Originally published at https://www.viktorroytman.com/blog/2017/02/15/a-library -for-portier-with-asyncio/

In a previous post, I said:

Down the line, there will be client-side Portier libraries (or, at least, other demo implementations) for various languages. Until then, you’ll need to do some of the heavy lifting yourself.

Well, I decided to self-fulfill this prophecy. Introducing… the asyncio-portier Python library!

Usage

The asyncio-portier library works with Python 3.5 and up.

There’s a functioning demo included with the library which you can use as a template. I’ll go into more detail about it here.

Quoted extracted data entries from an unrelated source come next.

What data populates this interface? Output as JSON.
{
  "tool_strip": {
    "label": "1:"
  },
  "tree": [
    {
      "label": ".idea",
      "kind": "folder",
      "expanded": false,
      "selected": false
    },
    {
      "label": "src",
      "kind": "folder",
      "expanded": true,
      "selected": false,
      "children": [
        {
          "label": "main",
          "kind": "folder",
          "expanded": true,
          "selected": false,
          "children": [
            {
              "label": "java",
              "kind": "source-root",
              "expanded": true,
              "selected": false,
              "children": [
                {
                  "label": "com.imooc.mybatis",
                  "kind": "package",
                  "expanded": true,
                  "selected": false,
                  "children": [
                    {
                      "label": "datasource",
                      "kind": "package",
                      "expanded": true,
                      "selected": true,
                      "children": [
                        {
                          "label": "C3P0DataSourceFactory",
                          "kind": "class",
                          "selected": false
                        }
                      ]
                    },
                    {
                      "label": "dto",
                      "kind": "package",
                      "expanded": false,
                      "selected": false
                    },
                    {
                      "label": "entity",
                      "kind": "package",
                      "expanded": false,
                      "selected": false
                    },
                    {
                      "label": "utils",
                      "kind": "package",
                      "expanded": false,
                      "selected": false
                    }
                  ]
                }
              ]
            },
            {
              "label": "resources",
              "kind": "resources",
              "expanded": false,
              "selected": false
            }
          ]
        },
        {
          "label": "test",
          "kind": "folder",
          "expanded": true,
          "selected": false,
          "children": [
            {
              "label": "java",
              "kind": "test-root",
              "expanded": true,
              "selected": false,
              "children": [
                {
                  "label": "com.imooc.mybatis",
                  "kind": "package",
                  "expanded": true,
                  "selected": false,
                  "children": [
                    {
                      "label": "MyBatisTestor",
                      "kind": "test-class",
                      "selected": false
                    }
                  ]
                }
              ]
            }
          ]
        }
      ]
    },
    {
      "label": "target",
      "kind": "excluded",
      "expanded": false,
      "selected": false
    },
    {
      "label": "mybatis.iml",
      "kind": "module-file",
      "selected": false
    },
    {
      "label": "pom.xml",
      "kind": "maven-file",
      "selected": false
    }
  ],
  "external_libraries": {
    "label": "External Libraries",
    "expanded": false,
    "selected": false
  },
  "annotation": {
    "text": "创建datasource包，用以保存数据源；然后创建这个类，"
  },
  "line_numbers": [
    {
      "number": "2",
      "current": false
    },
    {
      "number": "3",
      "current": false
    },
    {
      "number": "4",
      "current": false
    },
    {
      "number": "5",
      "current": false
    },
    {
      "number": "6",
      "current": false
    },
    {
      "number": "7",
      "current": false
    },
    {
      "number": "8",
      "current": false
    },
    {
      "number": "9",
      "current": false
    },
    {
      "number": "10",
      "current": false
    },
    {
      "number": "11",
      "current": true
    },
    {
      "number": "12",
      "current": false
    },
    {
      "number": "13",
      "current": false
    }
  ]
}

If you’ve read the previous post, this should seem pretty familiar. There are a few important differences though; I’ll point them out along the way.

The login endpoint

Assuming that

  • cache is a Redis connection object as from redis-py
  • self.audience is the URL of your application (such as https://www.example.com)
  • broker_url is the URL of the Portier Broker, https://broker.portier.io
from datetime import timedelta
from urllib.parse import urlencode
from uuid import uuid4
import tornado.web

class LoginHandler(tornado.web.RequestHandler):
    def post(self):
        nonce = uuid4().hex
        next_page = self.get_argument('next', '/')
        expiration = timedelta(minutes=15)
        cache.set('portier:nonce:{}'.format(nonce), next_page, expiration)

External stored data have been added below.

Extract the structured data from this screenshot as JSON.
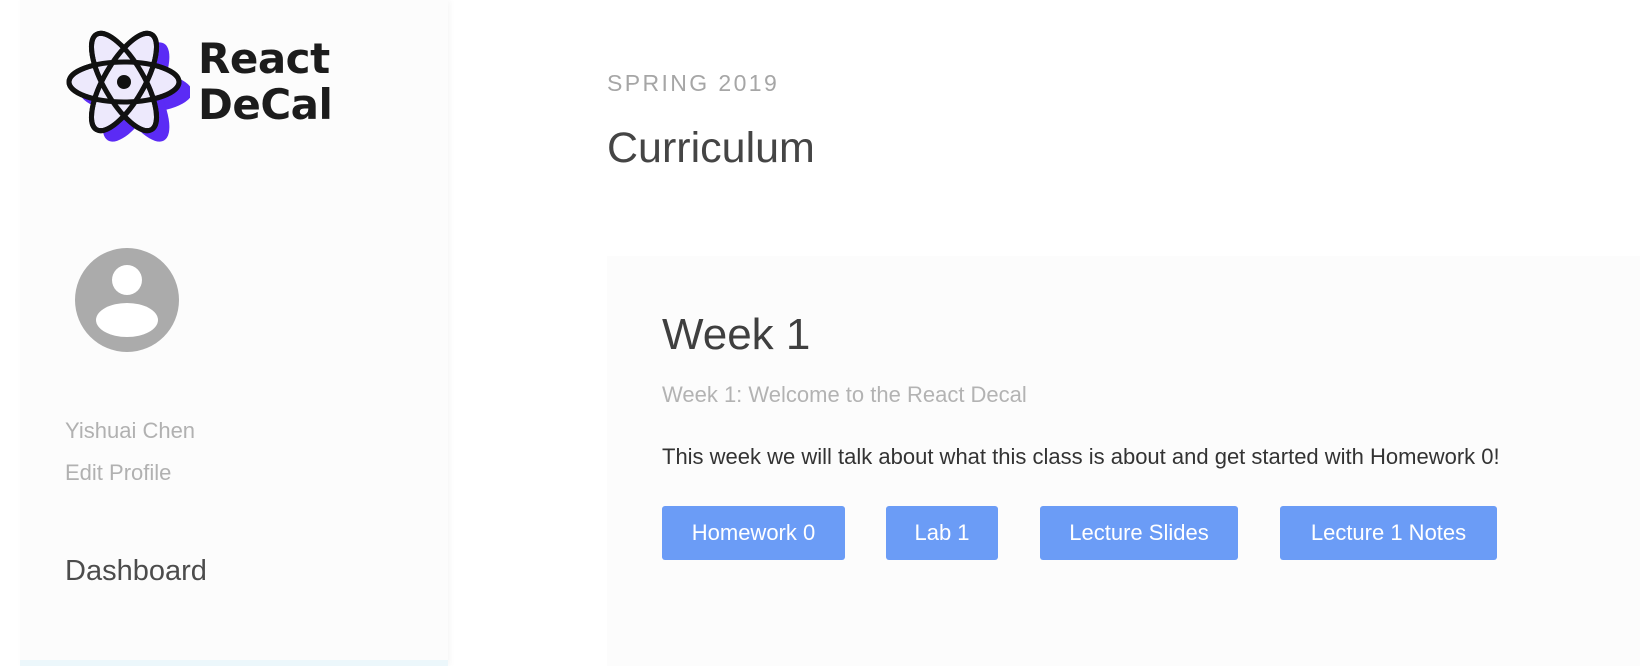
{
  "brand": {
    "line1": "React",
    "line2": "DeCal",
    "accent_color": "#5b2bf5",
    "icon": "react-atom-icon"
  },
  "user": {
    "name": "Yishuai Chen",
    "edit_profile_label": "Edit Profile",
    "avatar_icon": "user-avatar-icon"
  },
  "nav": {
    "dashboard_label": "Dashboard"
  },
  "header": {
    "semester": "SPRING 2019",
    "title": "Curriculum"
  },
  "weeks": [
    {
      "title": "Week 1",
      "subtitle": "Week 1: Welcome to the React Decal",
      "description": "This week we will talk about what this class is about and get started with Homework 0!",
      "buttons": [
        "Homework 0",
        "Lab 1",
        "Lecture Slides",
        "Lecture 1 Notes"
      ]
    }
  ],
  "colors": {
    "button_bg": "#6b9cf6",
    "sidebar_bg": "#fcfcfc"
  }
}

        query_args = urlencode({
            'login_hint': self.get_argument('email'),
            'scope': 'openid email',
            'nonce': nonce,
            'response_type': 'id_token',
            'response_mode': 'form_post',
            'client_id': self.audience,
            'redirect_uri': self.audience + '/verify'})
        self.redirect(broker_url + '/auth?' + query_args)

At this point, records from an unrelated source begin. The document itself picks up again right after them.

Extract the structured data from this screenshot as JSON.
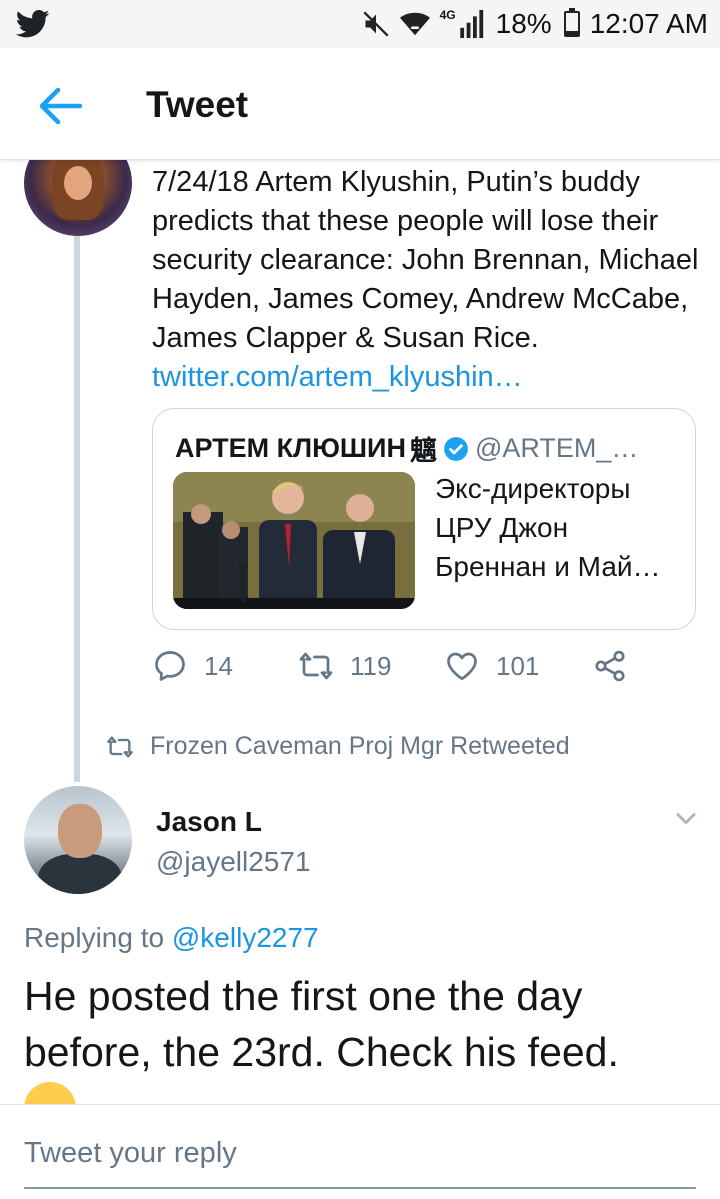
{
  "status_bar": {
    "battery_percent": "18%",
    "battery_level": 0.18,
    "time": "12:07 AM",
    "network": "4G",
    "icons": [
      "twitter-bird-icon",
      "mute-icon",
      "wifi-icon",
      "signal-icon",
      "battery-icon"
    ]
  },
  "app_bar": {
    "title": "Tweet",
    "back_icon": "arrow-left-icon"
  },
  "tweet": {
    "text": "7/24/18 Artem Klyushin, Putin’s buddy predicts that these people will lose their security clearance: John Brennan, Michael Hayden, James Comey, Andrew McCabe, James Clapper & Susan Rice.",
    "link": "twitter.com/artem_klyushin…",
    "quote": {
      "name": "АРТЕМ КЛЮШИН",
      "name_glyph": "魑",
      "handle": "@ARTEM_…",
      "text": "Экс-директоры ЦРУ Джон Бреннан и Май…"
    },
    "actions": {
      "replies": "14",
      "retweets": "119",
      "likes": "101"
    },
    "retweeted_by": "Frozen Caveman Proj Mgr Retweeted"
  },
  "reply": {
    "name": "Jason L",
    "handle": "@jayell2571",
    "replying_prefix": "Replying to",
    "replying_to": "@kelly2277",
    "text": "He posted the first one the day before, the 23rd.  Check his feed."
  },
  "composer": {
    "placeholder": "Tweet your reply"
  },
  "colors": {
    "accent": "#1b95e0",
    "secondary_text": "#657786",
    "border": "#ccd6dd"
  }
}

The primary difference here is in what we set in the Redis cache. We prepend the string 'portier:nonce:' to the nonce value used for the key, and we set the value to the next URL query parameter. With this, if the user visits a page that requires authentication, the application can redirect them directly to that page after they have logged in.

The verify endpoint

Assuming that

  • You have a template for an error page named 'error.html'
from asyncio_portier import get_verified_email
import tornado.web

class VerifyHandler(tornado.web.RequestHandler):
    async def post(self):
        error = self.get_argument('error', None)
        if error is not None:
            description = self.get_argument('error_description', None)
            msg = 'Broker Error ({})'.format(error)
            if description is not None:
                msg += ': {}'.format(description)
            self.set_status(400)
            self.render('error.html', error=msg)
            return

        token = self.get_argument('id_token')

        try:
            email, next_page = await get_verified_email(
                broker_url,
                token,
                self.audience,
                broker_url,
                cache)
        except ValueError as exc:
            self.set_status(400)
            self.render('error.html', error=exc)
            return

        self.set_secure_cookie(
            'user_email', email, httponly=True,
            # We're not using HTTPS on localhost, but we would otherwise
            secure=False,
        )
        self.redirect(next_page)

The get_verified_email function now takes a number of explicit parameters instead of reading from a global SETTINGS object. It can raise ValueError instead of RuntimeError. It also now returns a next_page in addition to an email which, as mentioned before, allows the application to redirect the user directly to the requested page.

Wrapping up

This library should make things a little bit easier for anyone using Portier and asyncio. Please let me know if you run into any issues!